На этот раз он показался мне встревоженным и раздраженным, вся его высокомерная невозмутимость улетучилась. Он сообщил, что меня разыскивает полиция, так что следует быть крайне осторожным. Я молча слушал, потому что дошел до такой степени раздражения, что в какой-то момент захотел убить не только Курилова, но и этого человека тоже.
Он смотрел на меня очень странно и наверняка приказал своим людям следить за мной до самого дня покушения. Они оказались куда опытней шпиков Курилова: выйдя из дома, я сразу ощущал их присутствие.
Наступил октябрь. Дни стали короче, так что улизнуть от филеров на углу улицы было нетрудно. Снег еще не выпал, но осенний воздух был непроницаемо-ледяным. Свет в домах зажигали с самого утра. Вдоль промерзшей земли стелился туман. Унылая погода… Я не покидал комнату Фанни. Был все время один, часами лежал на кровати. Я харкал кровью, меня лихорадило, казалось, что на теле выступает кровавая испарина.
С Фанни мы больше не виделись. Было условлено, что накануне покушения она принесет бомбы собственного изготовления и сообщит последние инструкции. С товарищем мы встретились еще один раз, он назвал мне точное время: 11.45 утра. О том, чтобы попасть в театр, не могло быть и речи — туда будут пускать по приглашениям, так что придется ждать под колоннадой.

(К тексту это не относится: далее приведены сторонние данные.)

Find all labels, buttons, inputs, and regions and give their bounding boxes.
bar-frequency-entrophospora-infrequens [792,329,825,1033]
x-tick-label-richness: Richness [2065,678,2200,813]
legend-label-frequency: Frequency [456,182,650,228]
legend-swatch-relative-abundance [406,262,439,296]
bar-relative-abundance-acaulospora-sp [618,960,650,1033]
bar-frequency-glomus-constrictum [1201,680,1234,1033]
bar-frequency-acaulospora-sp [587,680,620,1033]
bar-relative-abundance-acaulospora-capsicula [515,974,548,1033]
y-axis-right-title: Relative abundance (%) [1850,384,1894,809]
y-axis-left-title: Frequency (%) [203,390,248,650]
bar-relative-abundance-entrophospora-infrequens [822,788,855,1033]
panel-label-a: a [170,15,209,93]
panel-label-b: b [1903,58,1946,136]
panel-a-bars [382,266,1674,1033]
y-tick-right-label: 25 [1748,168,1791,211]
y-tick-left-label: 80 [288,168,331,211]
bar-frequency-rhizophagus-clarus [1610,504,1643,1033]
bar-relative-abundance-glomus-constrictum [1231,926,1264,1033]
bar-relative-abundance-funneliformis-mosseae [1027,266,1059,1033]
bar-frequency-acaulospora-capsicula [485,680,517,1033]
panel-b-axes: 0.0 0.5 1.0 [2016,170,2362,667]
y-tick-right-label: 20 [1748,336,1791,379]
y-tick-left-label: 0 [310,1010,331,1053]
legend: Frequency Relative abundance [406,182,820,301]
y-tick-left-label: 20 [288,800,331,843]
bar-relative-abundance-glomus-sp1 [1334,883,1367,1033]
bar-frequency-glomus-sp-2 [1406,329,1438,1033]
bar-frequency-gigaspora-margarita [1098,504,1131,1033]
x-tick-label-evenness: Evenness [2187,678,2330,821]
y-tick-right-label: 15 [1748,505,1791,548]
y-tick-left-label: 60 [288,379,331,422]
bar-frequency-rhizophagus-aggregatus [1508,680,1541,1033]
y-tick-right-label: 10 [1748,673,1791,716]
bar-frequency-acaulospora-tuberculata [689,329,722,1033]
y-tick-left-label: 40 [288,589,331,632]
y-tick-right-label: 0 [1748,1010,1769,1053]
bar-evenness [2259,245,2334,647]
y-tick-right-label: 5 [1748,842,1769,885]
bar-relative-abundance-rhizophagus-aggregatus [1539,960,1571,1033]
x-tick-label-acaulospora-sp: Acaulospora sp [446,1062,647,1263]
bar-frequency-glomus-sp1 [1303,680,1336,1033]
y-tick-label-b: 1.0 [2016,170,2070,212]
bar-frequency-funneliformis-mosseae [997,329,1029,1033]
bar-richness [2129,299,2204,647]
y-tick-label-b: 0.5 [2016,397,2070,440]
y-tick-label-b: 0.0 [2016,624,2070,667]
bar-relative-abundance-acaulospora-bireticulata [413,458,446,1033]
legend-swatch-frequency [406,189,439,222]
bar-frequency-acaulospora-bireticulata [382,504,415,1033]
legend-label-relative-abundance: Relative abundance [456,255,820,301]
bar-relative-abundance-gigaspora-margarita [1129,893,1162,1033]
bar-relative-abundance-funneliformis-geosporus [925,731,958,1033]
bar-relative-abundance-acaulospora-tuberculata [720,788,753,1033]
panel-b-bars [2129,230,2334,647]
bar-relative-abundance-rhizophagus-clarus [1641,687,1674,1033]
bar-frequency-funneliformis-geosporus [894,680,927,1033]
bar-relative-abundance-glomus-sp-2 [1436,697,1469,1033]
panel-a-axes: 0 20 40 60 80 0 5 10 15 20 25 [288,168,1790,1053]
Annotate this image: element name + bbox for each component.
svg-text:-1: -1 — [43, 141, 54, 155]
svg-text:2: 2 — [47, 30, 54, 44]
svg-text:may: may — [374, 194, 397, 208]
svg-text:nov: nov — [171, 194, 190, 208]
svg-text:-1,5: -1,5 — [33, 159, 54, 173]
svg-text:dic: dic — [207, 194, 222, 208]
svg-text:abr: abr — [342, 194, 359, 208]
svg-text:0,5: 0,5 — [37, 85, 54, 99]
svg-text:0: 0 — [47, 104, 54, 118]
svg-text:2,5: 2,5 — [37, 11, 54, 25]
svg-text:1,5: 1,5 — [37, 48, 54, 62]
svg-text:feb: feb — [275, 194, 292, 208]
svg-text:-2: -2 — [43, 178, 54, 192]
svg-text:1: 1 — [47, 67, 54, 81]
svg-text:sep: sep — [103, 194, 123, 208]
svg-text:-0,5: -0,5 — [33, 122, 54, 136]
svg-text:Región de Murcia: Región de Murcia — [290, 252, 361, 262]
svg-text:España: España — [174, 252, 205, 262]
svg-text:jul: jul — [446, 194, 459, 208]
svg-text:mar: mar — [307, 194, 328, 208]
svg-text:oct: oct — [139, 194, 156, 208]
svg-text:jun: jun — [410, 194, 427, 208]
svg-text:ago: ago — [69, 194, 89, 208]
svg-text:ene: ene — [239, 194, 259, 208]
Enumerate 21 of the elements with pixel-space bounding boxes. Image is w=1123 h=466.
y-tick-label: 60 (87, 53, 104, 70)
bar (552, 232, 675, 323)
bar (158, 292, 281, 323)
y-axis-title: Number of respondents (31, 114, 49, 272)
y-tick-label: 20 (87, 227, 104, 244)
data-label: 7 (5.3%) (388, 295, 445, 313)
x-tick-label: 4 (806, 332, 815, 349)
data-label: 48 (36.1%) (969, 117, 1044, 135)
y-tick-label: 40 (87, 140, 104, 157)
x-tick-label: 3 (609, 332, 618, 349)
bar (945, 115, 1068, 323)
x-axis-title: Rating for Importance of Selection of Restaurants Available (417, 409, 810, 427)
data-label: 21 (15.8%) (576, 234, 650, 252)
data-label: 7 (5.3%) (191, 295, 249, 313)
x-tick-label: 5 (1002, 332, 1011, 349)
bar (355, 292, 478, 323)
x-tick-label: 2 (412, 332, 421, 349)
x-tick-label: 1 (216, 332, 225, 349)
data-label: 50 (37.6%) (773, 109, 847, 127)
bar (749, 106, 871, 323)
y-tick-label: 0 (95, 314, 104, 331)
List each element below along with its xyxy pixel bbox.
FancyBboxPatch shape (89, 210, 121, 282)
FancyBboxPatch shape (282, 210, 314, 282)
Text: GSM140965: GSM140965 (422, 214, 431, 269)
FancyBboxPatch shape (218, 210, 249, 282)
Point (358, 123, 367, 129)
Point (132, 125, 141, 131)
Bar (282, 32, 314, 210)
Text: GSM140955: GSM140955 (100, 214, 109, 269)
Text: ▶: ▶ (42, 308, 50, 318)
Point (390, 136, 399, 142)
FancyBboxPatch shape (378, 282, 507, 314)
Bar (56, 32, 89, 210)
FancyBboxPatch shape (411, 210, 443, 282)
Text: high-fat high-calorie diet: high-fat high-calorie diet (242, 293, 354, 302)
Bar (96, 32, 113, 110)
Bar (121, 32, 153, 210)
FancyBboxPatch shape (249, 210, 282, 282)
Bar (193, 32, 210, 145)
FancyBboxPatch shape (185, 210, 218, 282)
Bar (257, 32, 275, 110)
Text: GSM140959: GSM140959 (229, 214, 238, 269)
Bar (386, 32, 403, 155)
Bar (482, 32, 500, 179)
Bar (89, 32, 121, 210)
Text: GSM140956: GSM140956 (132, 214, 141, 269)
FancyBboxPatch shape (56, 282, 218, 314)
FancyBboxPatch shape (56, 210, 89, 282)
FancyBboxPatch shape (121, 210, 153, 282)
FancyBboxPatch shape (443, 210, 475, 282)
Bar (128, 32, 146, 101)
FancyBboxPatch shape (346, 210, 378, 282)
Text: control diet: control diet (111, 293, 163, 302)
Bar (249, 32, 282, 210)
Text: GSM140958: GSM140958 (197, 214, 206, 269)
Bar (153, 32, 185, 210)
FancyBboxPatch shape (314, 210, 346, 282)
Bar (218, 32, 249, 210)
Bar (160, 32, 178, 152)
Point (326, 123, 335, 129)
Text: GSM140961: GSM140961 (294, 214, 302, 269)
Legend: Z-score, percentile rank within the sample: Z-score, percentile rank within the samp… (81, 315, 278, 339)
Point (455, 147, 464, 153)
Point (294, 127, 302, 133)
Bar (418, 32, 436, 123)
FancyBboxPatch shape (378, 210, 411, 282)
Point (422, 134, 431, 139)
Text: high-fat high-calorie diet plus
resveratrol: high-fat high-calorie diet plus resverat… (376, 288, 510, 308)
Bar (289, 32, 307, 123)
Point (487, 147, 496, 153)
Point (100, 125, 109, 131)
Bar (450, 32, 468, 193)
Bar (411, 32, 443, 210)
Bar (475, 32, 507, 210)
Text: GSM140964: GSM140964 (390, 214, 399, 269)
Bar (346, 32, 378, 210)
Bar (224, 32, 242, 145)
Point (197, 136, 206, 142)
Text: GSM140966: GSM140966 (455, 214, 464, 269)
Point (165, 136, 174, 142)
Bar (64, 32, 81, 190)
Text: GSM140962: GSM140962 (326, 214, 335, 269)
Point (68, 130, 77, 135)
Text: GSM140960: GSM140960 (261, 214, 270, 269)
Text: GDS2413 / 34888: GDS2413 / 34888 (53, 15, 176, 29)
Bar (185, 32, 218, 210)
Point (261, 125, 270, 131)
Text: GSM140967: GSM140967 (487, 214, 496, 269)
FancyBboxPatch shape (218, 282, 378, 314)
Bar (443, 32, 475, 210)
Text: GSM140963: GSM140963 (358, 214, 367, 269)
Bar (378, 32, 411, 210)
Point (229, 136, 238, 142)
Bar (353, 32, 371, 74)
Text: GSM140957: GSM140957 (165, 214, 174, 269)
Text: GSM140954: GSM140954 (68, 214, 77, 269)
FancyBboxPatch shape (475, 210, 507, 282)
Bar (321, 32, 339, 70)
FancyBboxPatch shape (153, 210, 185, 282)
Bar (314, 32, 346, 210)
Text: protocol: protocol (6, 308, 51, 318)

— Не провались вы, все было бы куда проще! — едко бросил он. — Курилов дал бы вам приглашение, вошли бы в антракте в ложу и застрелили его из револьвера! Мы так долго за ним следили, чтобы сделать все чисто, а вы теперь рискуете вместе с Куриловым убить своей бомбой двадцать невиновных.
— Мне отвратительно ваше чистоплюйство, — процедил я в ответ.
Их приверженность к полумерам всегда раздражала меня, и, когда товарищ спросил: «Неужели вы бросите бомбу, если с Куриловым в карете будут его жена и дети?» — я кивнул, веря, что действительно смогу так поступить. Какая, к черту, разница? Он мне не поверил.
— Такого не случится. Курилов будет один, с лакеями… — «утешил» он меня.